Matemática natalícia

Sendo que estamos a entrar nesta quadra, queria aproveitar para pôr a nu a estupidez que se encontra associada ao lindo sistema religioso ocidental que tem como denominação geral Cristianismo. É claro que eu já me deliciei a fazer isso mesmo em vários outros posts, mas por outras razões e considerando apenas o efeito geral. Agora vou ao particular, à base, para explicar umas coisinhas que a malta parece esquecer!

Consideremos a suposta razão do Natal... O nascimento de Jesus... Ora bem...
  1. O que raio é que os pastores faziam na rua com o gado no pino do inverno do Médio Oriente?
  2. Como raio é que um recém-nascido sobrevivia numa manjedoura nas dicas cujas condições?
  3. Ele morreu entre Março/Abril de 33 E.C (A.D.), com a vetusta idade de 33 anos e meio... Fazendo umas contas de matemática muito simples, quando é que ele nasceu?
  4. Não será muita coincidência que essa altura coincida com o solstício de inverno, especialmente se tivermos em conta que o Cristianismo sempre foi uma religião de agregação?

Então? Vontade de ir comemorar ainda? Bom, se eu começasse a falar do Natal como um fenómeno de puro comércio e de criação de necessidades que não existem, ficavam ainda pior! Ou então se víssemos a hipocrisia da boa-vontade... Mas deixo isso para vocês, leitores!

Prometeu

É Natal? Para quem?

Estamos em Dezembro, como já devem ter reparado. Por todo o lado se ouvem músicas de Natal, se vêem iluminações pelas ruas. As casas estão enfeitadas, surgem Pais Natais nos centros comerciais, as pessoas correm buscando prendas, algo que agrade (ou talvez não...) às pessoas de quem gostam (ou que lhes interessam...).
Eu gosto do Natal. Gosto mesmo, embora desde há alguns anos, por motivos pessoais, ele já não me diga tanto. Mas mesmo assim gosto, gosto muito. Gosto das músicas de Natal (tanto que sou capaz de as cantar em pleno Verão), gosto dos enfeites que tudo alindam.
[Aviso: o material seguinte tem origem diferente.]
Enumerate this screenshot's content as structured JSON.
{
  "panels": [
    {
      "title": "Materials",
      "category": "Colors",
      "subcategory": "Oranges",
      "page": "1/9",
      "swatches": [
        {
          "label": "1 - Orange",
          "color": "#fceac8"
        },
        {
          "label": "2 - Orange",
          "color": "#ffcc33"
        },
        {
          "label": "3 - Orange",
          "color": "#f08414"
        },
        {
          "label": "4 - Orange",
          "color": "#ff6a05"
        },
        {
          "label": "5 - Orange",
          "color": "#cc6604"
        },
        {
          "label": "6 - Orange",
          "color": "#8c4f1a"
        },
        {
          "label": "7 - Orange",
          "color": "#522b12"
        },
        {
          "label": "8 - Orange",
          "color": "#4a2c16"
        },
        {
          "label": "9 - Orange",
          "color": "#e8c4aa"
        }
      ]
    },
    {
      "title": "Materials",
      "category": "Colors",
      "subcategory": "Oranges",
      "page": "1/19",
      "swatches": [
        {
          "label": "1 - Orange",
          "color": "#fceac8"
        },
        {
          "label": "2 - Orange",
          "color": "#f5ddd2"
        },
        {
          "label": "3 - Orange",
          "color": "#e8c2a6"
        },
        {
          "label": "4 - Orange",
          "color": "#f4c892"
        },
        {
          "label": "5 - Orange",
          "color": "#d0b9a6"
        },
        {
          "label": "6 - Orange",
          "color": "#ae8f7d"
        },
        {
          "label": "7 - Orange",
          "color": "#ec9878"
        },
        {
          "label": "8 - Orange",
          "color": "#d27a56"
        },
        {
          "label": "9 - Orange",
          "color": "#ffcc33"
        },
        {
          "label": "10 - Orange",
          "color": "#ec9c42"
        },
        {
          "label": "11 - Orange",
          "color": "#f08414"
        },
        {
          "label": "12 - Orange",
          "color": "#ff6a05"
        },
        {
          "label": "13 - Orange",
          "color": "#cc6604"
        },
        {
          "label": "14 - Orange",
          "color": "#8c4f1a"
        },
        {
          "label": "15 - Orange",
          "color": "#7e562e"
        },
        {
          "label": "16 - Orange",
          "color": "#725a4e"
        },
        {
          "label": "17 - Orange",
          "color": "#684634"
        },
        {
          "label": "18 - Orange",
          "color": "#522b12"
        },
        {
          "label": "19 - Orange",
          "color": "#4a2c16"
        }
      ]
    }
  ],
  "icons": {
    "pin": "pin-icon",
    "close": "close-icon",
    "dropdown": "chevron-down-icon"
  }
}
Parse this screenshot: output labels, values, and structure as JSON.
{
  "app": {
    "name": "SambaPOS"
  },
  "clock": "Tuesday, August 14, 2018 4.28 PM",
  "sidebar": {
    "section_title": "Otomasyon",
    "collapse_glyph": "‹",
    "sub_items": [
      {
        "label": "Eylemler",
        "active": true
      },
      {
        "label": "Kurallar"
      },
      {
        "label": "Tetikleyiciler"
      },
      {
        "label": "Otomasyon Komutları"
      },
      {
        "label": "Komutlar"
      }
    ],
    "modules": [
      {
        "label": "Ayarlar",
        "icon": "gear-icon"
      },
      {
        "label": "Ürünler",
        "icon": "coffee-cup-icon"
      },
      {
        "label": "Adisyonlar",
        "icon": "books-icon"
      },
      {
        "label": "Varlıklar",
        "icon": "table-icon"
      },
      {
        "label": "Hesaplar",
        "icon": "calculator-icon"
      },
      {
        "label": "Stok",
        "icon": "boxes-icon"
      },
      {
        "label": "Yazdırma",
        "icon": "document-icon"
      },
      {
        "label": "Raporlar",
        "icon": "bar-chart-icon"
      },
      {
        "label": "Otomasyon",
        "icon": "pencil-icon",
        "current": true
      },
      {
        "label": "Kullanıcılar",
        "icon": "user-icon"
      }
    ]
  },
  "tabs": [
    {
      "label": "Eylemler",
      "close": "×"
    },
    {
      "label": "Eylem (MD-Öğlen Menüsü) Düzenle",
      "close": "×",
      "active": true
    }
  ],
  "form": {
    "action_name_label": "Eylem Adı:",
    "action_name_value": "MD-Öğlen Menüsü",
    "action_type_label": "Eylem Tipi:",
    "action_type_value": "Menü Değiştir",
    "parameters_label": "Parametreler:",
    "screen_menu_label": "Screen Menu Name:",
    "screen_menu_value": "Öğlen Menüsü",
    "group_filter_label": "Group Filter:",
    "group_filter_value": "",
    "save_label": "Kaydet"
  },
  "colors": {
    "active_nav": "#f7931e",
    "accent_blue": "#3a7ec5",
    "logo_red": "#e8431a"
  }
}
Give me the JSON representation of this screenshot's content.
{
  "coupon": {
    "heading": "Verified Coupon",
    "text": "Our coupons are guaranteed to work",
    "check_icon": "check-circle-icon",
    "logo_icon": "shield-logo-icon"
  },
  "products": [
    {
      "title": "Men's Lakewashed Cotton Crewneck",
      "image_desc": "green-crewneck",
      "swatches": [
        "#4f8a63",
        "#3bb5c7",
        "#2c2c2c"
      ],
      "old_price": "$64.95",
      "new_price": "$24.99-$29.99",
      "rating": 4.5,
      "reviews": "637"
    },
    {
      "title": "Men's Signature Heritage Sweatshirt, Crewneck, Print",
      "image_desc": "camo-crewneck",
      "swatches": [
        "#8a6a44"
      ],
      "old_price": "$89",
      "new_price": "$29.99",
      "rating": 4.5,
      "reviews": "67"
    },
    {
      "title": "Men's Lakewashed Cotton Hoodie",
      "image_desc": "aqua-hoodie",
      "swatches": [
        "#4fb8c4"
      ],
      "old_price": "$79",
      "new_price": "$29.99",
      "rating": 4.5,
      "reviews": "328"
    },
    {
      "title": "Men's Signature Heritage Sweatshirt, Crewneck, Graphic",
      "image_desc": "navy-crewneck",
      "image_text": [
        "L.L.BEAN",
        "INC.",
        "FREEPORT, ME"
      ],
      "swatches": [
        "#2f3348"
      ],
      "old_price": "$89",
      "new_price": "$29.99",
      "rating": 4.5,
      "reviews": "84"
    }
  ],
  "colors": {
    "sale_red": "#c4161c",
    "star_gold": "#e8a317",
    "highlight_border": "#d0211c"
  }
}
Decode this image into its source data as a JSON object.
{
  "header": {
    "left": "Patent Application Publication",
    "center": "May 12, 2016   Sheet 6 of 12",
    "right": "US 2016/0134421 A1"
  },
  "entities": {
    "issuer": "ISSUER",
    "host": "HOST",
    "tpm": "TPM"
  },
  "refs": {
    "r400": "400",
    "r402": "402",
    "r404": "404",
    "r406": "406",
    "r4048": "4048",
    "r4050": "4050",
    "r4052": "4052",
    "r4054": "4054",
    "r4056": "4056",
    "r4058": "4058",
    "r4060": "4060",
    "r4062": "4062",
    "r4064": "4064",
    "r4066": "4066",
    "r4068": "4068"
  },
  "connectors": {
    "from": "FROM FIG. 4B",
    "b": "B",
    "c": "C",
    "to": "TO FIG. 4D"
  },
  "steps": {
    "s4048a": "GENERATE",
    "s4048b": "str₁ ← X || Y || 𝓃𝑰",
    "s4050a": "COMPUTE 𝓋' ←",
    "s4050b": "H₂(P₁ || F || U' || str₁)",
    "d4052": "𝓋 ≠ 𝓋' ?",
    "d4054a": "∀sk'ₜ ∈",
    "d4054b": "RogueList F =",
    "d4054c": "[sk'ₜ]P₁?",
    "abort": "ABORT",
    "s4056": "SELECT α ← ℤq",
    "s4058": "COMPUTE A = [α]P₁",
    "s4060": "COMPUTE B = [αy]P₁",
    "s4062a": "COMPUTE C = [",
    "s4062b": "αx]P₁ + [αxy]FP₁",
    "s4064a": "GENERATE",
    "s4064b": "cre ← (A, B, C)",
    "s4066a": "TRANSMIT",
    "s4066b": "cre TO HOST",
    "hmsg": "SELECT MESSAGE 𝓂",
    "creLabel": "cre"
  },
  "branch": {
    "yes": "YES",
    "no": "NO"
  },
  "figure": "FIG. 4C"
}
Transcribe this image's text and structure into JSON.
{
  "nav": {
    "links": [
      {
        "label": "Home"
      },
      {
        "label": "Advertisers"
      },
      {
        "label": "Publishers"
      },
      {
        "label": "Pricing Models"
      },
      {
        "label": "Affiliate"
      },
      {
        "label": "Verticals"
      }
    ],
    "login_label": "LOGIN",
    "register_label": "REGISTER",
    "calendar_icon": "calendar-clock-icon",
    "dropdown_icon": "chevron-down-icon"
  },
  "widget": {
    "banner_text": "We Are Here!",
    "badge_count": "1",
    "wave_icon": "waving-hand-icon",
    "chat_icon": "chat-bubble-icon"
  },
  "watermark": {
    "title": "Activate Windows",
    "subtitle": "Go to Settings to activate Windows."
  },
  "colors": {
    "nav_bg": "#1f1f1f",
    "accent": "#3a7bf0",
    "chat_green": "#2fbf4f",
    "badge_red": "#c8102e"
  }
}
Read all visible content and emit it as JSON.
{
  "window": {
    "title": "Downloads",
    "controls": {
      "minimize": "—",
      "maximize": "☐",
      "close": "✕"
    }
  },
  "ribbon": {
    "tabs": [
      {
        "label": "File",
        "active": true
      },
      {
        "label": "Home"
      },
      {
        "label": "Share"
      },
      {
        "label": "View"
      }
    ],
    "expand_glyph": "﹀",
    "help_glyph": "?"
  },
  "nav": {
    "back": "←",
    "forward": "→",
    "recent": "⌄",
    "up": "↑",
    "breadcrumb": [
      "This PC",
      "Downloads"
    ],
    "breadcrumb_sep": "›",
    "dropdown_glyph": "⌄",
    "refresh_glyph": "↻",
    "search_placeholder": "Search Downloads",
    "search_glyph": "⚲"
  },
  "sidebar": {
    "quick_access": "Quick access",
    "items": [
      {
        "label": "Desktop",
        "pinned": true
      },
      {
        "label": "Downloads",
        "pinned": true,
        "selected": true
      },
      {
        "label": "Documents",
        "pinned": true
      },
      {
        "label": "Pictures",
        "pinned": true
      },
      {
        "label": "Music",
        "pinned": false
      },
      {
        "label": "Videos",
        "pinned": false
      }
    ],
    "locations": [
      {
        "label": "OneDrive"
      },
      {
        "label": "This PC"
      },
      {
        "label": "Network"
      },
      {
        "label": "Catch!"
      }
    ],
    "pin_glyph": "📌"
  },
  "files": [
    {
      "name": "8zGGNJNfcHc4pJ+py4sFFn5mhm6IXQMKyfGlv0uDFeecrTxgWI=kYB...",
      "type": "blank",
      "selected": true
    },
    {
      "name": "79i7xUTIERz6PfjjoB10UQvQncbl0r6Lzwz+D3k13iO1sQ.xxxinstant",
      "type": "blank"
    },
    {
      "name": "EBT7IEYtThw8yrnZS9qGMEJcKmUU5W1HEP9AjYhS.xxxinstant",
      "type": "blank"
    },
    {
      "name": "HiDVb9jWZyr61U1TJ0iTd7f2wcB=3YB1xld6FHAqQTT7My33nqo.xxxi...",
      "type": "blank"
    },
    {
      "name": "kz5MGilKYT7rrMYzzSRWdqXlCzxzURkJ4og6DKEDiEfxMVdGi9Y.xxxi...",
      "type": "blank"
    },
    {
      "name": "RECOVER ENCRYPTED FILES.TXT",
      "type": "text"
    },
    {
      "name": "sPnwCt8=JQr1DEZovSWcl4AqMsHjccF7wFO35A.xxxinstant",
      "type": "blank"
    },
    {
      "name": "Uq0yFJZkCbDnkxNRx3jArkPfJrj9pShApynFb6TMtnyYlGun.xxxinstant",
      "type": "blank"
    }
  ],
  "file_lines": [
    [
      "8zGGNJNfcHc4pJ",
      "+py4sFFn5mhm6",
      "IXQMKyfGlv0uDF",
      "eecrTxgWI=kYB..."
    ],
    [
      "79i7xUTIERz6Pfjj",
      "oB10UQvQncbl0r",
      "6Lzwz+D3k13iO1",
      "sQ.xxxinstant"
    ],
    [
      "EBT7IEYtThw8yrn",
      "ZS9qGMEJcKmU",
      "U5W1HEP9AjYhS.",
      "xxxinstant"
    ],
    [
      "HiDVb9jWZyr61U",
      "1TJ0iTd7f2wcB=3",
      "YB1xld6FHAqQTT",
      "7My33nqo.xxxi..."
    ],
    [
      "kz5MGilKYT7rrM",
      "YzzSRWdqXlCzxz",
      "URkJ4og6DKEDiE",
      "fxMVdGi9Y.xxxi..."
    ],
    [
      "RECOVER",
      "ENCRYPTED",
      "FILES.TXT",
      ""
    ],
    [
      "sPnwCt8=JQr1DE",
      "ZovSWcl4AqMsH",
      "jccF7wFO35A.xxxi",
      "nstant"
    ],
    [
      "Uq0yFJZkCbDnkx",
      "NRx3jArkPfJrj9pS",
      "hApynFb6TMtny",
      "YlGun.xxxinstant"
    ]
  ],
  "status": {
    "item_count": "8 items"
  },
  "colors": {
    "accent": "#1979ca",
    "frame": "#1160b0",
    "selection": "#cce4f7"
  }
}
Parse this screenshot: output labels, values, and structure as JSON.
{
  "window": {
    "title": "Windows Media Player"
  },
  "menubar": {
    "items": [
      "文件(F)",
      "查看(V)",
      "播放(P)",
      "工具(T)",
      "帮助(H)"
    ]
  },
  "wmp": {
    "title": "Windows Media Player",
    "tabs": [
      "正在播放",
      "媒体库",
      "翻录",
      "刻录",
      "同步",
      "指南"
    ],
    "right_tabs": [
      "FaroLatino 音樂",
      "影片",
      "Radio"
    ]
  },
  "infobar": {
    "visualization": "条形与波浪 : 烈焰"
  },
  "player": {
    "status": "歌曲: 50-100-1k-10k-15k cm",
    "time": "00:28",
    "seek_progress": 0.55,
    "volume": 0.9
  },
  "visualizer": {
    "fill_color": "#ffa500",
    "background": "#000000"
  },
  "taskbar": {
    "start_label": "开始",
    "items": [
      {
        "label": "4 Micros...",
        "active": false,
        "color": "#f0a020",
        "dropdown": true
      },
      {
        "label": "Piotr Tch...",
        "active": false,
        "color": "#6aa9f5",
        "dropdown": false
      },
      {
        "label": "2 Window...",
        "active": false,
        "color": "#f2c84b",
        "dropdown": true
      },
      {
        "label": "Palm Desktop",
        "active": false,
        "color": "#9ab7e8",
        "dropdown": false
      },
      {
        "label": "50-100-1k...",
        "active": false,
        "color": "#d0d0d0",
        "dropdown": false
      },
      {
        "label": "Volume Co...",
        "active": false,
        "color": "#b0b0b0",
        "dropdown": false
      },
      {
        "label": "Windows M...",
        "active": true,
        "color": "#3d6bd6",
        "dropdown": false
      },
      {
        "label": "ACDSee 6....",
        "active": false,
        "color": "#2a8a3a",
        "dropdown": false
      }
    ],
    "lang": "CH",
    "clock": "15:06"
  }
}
E, sobretudo, gosto do espírito de Natal, da solidariedade, deste ambiente que, embora tão consumista, continua a falar de amor, de compreensão, de entreajuda, de justiça.
Ou pelo menos eu achava que sim...
Hoje fui fazer um trabalho de EMIP (Epistemologia e Metodologia de Investigação em Psicologia – o pesadelo dos alunos do primeiro ano do meu curso!). Observação naturalista, na Baixa. Mais precisamente, na rua Augusta e na praça D. Pedro IV (vulgo Rossio), a pedintes.
No ar, havia música de Natal.
Em estruturas diversas, luzes, muitas luzes prontas a iluminar a noite.
Nas mãos das pessoas, sacos de prendas.
Nas suas mentes... não sei, a Psicologia não é bruxaria. Só posso falar do que vi, do que me chocou.
Observámos três pedintes, uma criança e duas senhoras idosas. Senhoras que possivelmente trabalharam toda a vida, foram mães, avós, e agora para (sobre)viver têm que pedir esmola.
À criança, até davam esmola, ou pelo menos passavam e sorriam, faziam uma festa ao cão que estava ao seu lado.
Às idosas...
Não estou a julgar ninguém, também eu passo muitas vezes por pedintes a quem não dou nada. Mas aquelas senhoras emocionaram-me, mexeram comigo, sobretudo uma que escondia a cara numa das mãos, talvez com vergonha daquilo que estava a fazer, que tinha de fazer, afinal, enquanto estendia outra, à espera que uma moeda caísse... E eram tão poucas, as moedas que caíam...
Conseguem imaginar isto? Conseguem ver isto na vossa mente? Sobretudo se lhe adicionarem uma banda sonora de Natal, como o “Feliz Natividade” ou o “We wish you a Merry Christmas”? Conseguem? E essa imagem não vos toca, não vos choca? As pessoas a passarem apressadas, afastando-se, desviando o olhar, ou então fixando-o como se vissem algo anti-natural, como se fosse errado o que a senhora estava a fazer, pedir esmola talvez para sobreviver?...
Tal como disse, também já muitas vezes passei por pedintes sem lhes dar esmola. Não sei porque é que hoje isto me afectou tanto. Talvez por estar de outro lado, não como transeunte mas sim como observadora, talvez por ver a vergonha, a humilhação, o desespero na cara daquelas mulheres. Talvez por ter ouvido as suas vozes trémulas a desejarem toda a felicidade do mundo a quem lhes dava uma moeda, mesmo que pequena. Talvez porque à sua volta tudo falava de alegria, de felicidade, de uma época em que, mais do que em qualquer outra altura do ano, se apela à solidariedade.
É Natal?
Para quem?

segunda-feira, dezembro 06, 2004

Um exagero?

Têm-nos criticado, como é natural que façam. Mas têm-no feito com base num pormenor que acho extremamente interessante e que merece toda a minha atenção, por considerar que é um argumento que acaba por dar razão ao que vimos tratando por aqui. Estas críticas não podem ser encontradas neste blog porque, mau grado as cerca de 500 visitas, quase ninguém se dignou ainda a comentar. Ressalve-se, por exemplo, o caso de Rodrigo Ribeiro, que logo no início (aqui) falou em falta de acção e em falta de "condições" e "vontades". Porém, em resposta ao repto ("Rodrigo Ribeiro, aceitas o desafio?" - Nocturna), nada foi dito. Em abono da verdade, e olhando para a secção do número de colaboradores, exactamente o que é que ele pretende fazer? Estamos sempre abertos a opiniões, a ideias de funcionamento, a novos membros! Além disso, é necessário estabelecer ideias que guiem a acção. Nos Neo-Illuminati, não se trata de agir segundo um certo quadro ideológico, trata-se de estabelecer um novo quadro ideológico para depois poder agir!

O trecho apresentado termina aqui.